There are tall microphones, tables with various objects ready to be used to create secondary sounds, and—hidden behind the cast—musical director David Hancock Turner tunefully ratcheting up the drama on a piano.
If you are a fan of radio (and radio drama in particular; I’m a longtime addict of BBC Radio 4’s The Archers), what unfolds, directed with a subtle ingenuity by Charlotte Moore, is a particular treat. The actors not only play an array of the movie’s characters, but also—when not speaking—supply all the production’s incidental sounds, like footsteps on gravel made by striking a pair of boots against a suitcase.

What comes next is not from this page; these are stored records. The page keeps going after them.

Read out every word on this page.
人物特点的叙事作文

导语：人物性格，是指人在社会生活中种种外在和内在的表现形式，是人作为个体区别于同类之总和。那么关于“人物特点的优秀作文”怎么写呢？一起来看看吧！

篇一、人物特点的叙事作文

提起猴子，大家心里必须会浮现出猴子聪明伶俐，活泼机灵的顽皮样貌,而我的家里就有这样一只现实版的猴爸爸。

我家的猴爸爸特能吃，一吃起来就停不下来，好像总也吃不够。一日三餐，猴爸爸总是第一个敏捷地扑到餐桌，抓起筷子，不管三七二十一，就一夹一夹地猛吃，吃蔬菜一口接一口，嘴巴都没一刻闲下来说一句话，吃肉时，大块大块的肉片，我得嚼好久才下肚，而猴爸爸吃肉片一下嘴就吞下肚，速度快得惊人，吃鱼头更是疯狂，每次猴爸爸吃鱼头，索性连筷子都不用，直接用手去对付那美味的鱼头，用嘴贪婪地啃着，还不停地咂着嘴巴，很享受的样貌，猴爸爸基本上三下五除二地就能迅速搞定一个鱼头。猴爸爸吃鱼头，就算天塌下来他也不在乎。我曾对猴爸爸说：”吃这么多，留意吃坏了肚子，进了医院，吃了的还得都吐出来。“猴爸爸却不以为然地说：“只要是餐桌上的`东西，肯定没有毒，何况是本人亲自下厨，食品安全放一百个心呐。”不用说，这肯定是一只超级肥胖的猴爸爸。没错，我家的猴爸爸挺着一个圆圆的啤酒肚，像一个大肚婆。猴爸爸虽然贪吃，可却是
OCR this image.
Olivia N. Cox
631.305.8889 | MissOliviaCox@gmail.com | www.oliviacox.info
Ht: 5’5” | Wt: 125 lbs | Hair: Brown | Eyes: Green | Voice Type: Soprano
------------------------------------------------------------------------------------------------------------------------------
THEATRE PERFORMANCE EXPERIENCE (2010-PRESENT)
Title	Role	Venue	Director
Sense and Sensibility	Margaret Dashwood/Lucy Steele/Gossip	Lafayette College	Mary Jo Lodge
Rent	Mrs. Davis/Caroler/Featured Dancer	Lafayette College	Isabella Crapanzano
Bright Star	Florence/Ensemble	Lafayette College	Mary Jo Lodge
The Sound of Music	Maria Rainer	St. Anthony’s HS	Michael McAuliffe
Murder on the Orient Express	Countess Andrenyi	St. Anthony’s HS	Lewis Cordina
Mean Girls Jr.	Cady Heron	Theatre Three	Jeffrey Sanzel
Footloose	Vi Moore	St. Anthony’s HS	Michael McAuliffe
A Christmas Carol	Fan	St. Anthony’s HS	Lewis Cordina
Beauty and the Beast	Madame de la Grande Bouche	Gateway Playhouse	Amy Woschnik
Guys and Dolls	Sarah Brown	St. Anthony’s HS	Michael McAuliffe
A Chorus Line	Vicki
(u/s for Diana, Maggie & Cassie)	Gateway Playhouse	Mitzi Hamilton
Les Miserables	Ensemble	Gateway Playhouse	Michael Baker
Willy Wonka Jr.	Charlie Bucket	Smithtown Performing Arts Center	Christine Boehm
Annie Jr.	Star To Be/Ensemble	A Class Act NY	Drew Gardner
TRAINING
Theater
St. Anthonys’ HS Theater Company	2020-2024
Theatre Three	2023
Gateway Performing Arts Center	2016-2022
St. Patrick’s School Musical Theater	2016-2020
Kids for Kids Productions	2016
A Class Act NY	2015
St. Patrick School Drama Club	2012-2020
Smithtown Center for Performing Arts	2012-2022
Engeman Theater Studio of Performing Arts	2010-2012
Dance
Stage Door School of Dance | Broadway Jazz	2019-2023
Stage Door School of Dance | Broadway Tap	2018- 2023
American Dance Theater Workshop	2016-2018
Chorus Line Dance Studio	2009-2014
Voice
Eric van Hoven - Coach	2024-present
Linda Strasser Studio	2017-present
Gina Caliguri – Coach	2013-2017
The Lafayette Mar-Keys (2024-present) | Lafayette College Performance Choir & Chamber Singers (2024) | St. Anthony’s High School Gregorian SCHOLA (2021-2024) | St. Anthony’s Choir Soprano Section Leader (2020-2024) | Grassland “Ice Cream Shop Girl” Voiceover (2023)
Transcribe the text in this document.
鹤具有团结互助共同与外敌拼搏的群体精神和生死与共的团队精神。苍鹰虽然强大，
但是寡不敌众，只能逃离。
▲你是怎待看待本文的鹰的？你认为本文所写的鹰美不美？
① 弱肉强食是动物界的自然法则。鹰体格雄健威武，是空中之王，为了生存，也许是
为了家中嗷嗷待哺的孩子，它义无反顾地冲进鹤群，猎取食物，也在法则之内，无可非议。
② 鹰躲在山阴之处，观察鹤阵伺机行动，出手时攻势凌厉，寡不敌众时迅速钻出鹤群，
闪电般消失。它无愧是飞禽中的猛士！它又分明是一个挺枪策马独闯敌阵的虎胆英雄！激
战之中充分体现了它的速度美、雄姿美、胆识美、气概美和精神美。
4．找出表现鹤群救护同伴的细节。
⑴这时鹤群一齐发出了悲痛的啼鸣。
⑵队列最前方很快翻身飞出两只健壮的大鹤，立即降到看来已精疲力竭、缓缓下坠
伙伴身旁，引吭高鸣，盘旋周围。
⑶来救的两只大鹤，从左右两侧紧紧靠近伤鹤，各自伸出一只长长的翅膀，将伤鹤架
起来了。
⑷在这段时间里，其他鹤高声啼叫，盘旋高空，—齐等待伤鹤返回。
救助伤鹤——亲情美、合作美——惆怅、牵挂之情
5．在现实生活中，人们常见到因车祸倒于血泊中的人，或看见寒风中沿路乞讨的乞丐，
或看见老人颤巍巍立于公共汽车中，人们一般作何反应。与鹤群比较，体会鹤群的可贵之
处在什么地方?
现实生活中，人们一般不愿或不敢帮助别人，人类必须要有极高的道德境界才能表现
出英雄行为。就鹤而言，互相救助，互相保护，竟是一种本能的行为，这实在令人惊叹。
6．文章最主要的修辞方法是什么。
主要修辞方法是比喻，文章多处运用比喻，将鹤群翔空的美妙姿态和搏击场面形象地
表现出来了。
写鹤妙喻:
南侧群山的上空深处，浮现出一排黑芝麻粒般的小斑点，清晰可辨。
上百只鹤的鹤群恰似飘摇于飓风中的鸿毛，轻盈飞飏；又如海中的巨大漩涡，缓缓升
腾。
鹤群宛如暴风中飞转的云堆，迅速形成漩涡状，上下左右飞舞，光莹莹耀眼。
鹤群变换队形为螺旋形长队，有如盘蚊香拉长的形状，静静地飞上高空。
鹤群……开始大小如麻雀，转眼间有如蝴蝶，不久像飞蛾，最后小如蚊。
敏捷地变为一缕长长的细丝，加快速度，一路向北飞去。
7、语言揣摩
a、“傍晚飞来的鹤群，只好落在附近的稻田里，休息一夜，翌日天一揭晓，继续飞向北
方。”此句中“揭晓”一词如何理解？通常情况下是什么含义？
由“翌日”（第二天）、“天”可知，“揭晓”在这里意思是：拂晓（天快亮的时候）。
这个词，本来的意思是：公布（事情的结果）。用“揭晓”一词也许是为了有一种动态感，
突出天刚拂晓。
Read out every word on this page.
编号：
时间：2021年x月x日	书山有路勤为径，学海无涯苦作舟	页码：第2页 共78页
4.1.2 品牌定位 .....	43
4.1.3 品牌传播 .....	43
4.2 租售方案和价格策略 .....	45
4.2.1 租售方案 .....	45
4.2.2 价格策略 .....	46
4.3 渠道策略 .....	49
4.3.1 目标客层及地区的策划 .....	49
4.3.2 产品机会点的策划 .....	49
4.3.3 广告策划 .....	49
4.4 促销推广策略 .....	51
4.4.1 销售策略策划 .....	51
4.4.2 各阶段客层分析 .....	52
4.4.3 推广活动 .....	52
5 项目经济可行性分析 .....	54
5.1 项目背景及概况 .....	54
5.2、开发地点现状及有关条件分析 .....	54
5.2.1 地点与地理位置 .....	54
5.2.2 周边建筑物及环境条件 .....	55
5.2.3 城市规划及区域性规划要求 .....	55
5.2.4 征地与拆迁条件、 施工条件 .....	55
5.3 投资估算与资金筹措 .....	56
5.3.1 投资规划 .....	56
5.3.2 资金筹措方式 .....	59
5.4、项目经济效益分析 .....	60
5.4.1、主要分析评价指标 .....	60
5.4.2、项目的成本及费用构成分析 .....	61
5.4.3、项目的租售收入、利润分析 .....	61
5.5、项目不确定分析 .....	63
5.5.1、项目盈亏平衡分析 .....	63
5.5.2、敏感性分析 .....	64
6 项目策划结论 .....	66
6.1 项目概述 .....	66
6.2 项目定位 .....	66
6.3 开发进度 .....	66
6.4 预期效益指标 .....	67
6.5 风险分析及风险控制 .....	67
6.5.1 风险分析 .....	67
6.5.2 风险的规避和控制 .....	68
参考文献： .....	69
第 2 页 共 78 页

The story and plot of the original have been edited, but not fundamentally tampered with. Lancaster plays the put-upon George Bailey with the same flustered charm and raw desperation that James Stewart bought to Capra’s movie—a suicidal George realizing the value of life, family, friendship and community by being allowed to see, via an angel Clarence (keen to help George and get his wings), what would have happened to his loved ones and the town of Bedford Falls had he never existed.
Early plot points like his courtship and marriage to wife Mary (Ewoldt) pass by in a flash. Robinson brings a perfect haplessness to Uncle Billy—whose misplacing of $800 into the hands of robber baron villain Mr. Potter (a boomingly malevolent Collins) ultimately leads George to contemplate taking his own life.
The play (with fine ‘40s costuming by David Toser) is a tribute and testament to radio; the urgency of Clarence’s mission and George’s personal odyssey feel just as epic and wrenching on a small stage in an imagined radio studio as they do on the screen. The show manages to hook us into the original story, while also showcasing the skills of a radio cast and crew rendering such a production on a shoestring. (Rideout is particularly funny, playing a variety-packed gallery of secondary characters, including a gruff bartender and cop.)
Threaded within the 70 minutes are era-specific commercials to break up the action, and songs for each actor and the company as a whole (including seasonal favorites such as the climactic “Auld Lang Syne”). And for the final reveal of whether dear Clarence will finally get his wings, the play conjures one last winning moment to delight the audience.